The clearest precedent for CSS's practical failure is Apple's own abandoned system. In 2021, Apple proposed scanning images on-device against hashed databases supplied by the National Center for Missing and Exploited Children before photos reached iCloud. The system was never deployed. In December 2022, Apple formally concluded the plan was 'not practically possible to implement without ultimately imperiling the security and privacy of users.' That determination came from engineers who control their own silicon, operating system, and cryptographic framework — and who still could not build CSS safely enough to ship.
There is no credible engineering basis for believing Apple or Google can now deliver a UK-compliant version on a three-month government schedule. Signal's statement published the same day as Starmer's announcement — titled 'Surveillance Is Not Safety' — characterises the assumption that encryption can be broken while privacy is preserved as 'magical thinking.' Signal president Meredith Whittaker described the proposed system as 'very dangerous mass surveillance' that would effectively 'phone home' data to governments and tech companies, and warned that scanning infrastructure 'purportedly designed to detect nudity can easily be weaponized by governments for political speech or other content.'
The Infrastructure Outlasts Its Pretext
Signal's deeper concern is not the stated goal but the architecture it creates. Once scanning code is installed at OS level, it does not expire with the policy that commissioned it. The Open Rights Group's 2026 analysis of the Online Safety Act makes this point in direct legislative terms, recommending explicitly that 'Ofcom should not require client-side scanning through the OSA' — on the grounds that the architecture creates reusable surveillance capacity no future government would be required to dismantle.
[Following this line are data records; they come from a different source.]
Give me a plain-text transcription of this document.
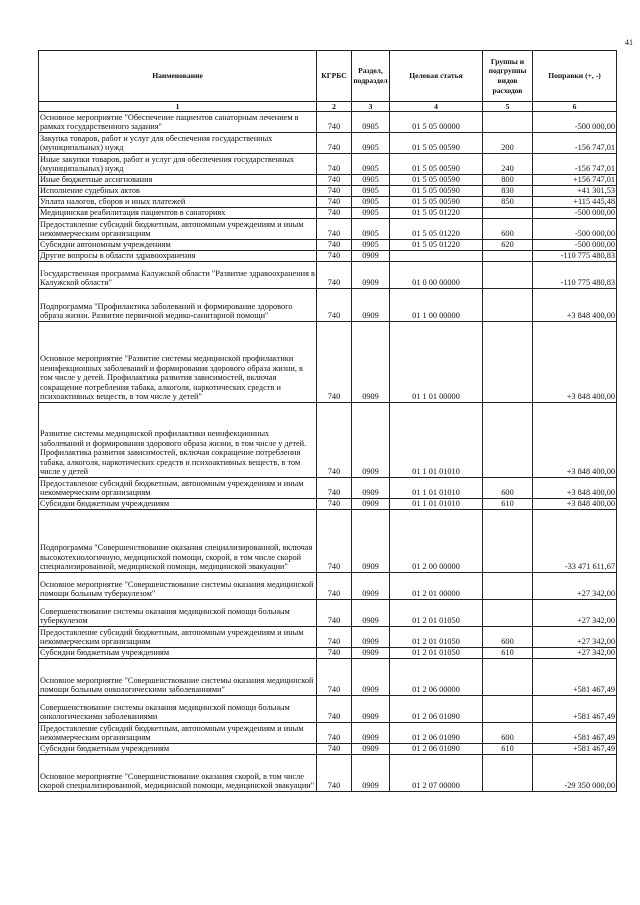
41
Наименование	КГРБС	Раздел, подраздел	Целевая статья	Группы и подгруппы видов расходов	Поправки (+, -)
1	2	3	4	5	6
Основное мероприятие "Обеспечение пациентов санаторным лечением в рамках государственного задания"	740	0905	01 5 05 00000		-500 000,00
Закупка товаров, работ и услуг для обеспечения государственных (муниципальных) нужд	740	0905	01 5 05 00590	200	-156 747,01
Иные закупки товаров, работ и услуг для обеспечения государственных (муниципальных) нужд	740	0905	01 5 05 00590	240	-156 747,01
Иные бюджетные ассигнования	740	0905	01 5 05 00590	800	+156 747,01
Исполнение судебных актов	740	0905	01 5 05 00590	830	+41 301,53
Уплата налогов, сборов и иных платежей	740	0905	01 5 05 00590	850	+115 445,48
Медицинская реабилитация пациентов в санаториях	740	0905	01 5 05 01220		-500 000,00
Предоставление субсидий бюджетным, автономным учреждениям и иным некоммерческим организациям	740	0905	01 5 05 01220	600	-500 000,00
Субсидии автономным учреждениям	740	0905	01 5 05 01220	620	-500 000,00
Другие вопросы в области здравоохранения	740	0909			-110 775 480,83
Государственная программа Калужской области "Развитие здравоохранения в Калужской области"	740	0909	01 0 00 00000		-110 775 480,83
Подпрограмма "Профилактика заболеваний и формирование здорового образа жизни. Развитие первичной медико-санитарной помощи"	740	0909	01 1 00 00000		+3 848 400,00
Основное мероприятие "Развитие системы медицинской профилактики неинфекционных заболеваний и формирования здорового образа жизни, в том числе у детей. Профилактика развития зависимостей, включая сокращение потребления табака, алкоголя, наркотических средств и психоактивных веществ, в том числе у детей"	740	0909	01 1 01 00000		+3 848 400,00
Развитие системы медицинской профилактики неинфекционных заболеваний и формирования здорового образа жизни, в том числе у детей. Профилактика развития зависимостей, включая сокращение потребления табака, алкоголя, наркотических средств и психоактивных веществ, в том числе у детей	740	0909	01 1 01 01010		+3 848 400,00
Предоставление субсидий бюджетным, автономным учреждениям и иным некоммерческим организациям	740	0909	01 1 01 01010	600	+3 848 400,00
Субсидии бюджетным учреждениям	740	0909	01 1 01 01010	610	+3 848 400,00
Подпрограмма "Совершенствование оказания специализированной, включая высокотехнологичную, медицинской помощи, скорой, в том числе скорой специализированной, медицинской помощи, медицинской эвакуации"	740	0909	01 2 00 00000		-33 471 611,67
Основное мероприятие "Совершенствование системы оказания медицинской помощи больным туберкулезом"	740	0909	01 2 01 00000		+27 342,00
Совершенствование системы оказания медицинской помощи больным туберкулезом	740	0909	01 2 01 01050		+27 342,00
Предоставление субсидий бюджетным, автономным учреждениям и иным некоммерческим организациям	740	0909	01 2 01 01050	600	+27 342,00
Субсидии бюджетным учреждениям	740	0909	01 2 01 01050	610	+27 342,00
Основное мероприятие "Совершенствование системы оказания медицинской помощи больным онкологическими заболеваниями"	740	0909	01 2 06 00000		+581 467,49
Совершенствование системы оказания медицинской помощи больным онкологическими заболеваниями	740	0909	01 2 06 01090		+581 467,49
Предоставление субсидий бюджетным, автономным учреждениям и иным некоммерческим организациям	740	0909	01 2 06 01090	600	+581 467,49
Субсидии бюджетным учреждениям	740	0909	01 2 06 01090	610	+581 467,49
Основное мероприятие "Совершенствование оказания скорой, в том числе скорой специализированной, медицинской помощи, медицинской эвакуации"	740	0909	01 2 07 00000		-29 350 000,00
The European Union confronted precisely this tension through four years of Chat Control negotiations. The EU Parliament's Scientific Service concluded that mandatory CSS would violate Articles 7 and 8 of the EU Charter of Fundamental Rights — the rights to privacy and data protection. The Danish Council presidency eventually abandoned mandatory scanning of encrypted channels under that legal pressure. The revised proposal dropped CSS but retained broad age-verification requirements, illustrating how each compromise still expands the surveillance surface. The UK's response to this history appears to be that Europe simply lacked the political resolve to push through.
Who Bears the Cost
Device-level scanning cannot be surgically targeted at minors. Any system that scans a device scans its owner. Big Brother Watch has characterised the proposal as invoking 'the death of anonymity and internet privacy' for approximately 50 million adult UK internet users who would face population-wide identity checks simply to use their phones. Signal has said it would 'absolutely, 100% walk' from the UK rather than weaken its encryption. That is not a bluff worth testing: Signal, WhatsApp, and iMessage are the communications tools of journalists, abuse survivors, lawyers, healthcare workers, and political dissidents. Degrading them for all users to address harms that determined bad actors can circumvent via offshore or peer-to-peer platforms is neither proportionate nor effective.
Proportionate Alternatives Exist
Effective child protection online does not require universal device surveillance. App stores already control software distribution and can enforce age-verified accounts at the account level without on-device scanning. Ofcom's existing codes of practice require platforms to match uploaded content against known CSAM hashes — a targeted, server-side measure that does not compromise end-to-end encryption. Mandatory fast-track takedown obligations and resourcing of the NCA's CEOP Command address criminal distribution and prosecution without building interception infrastructure.
The government has three months to do the harder work of evidence-based policy. The alternative — mandating surveillance architecture that Apple's own engineers found too dangerous to ship and that Europe's courts found incompatible with fundamental rights — is a deadline that should not be met.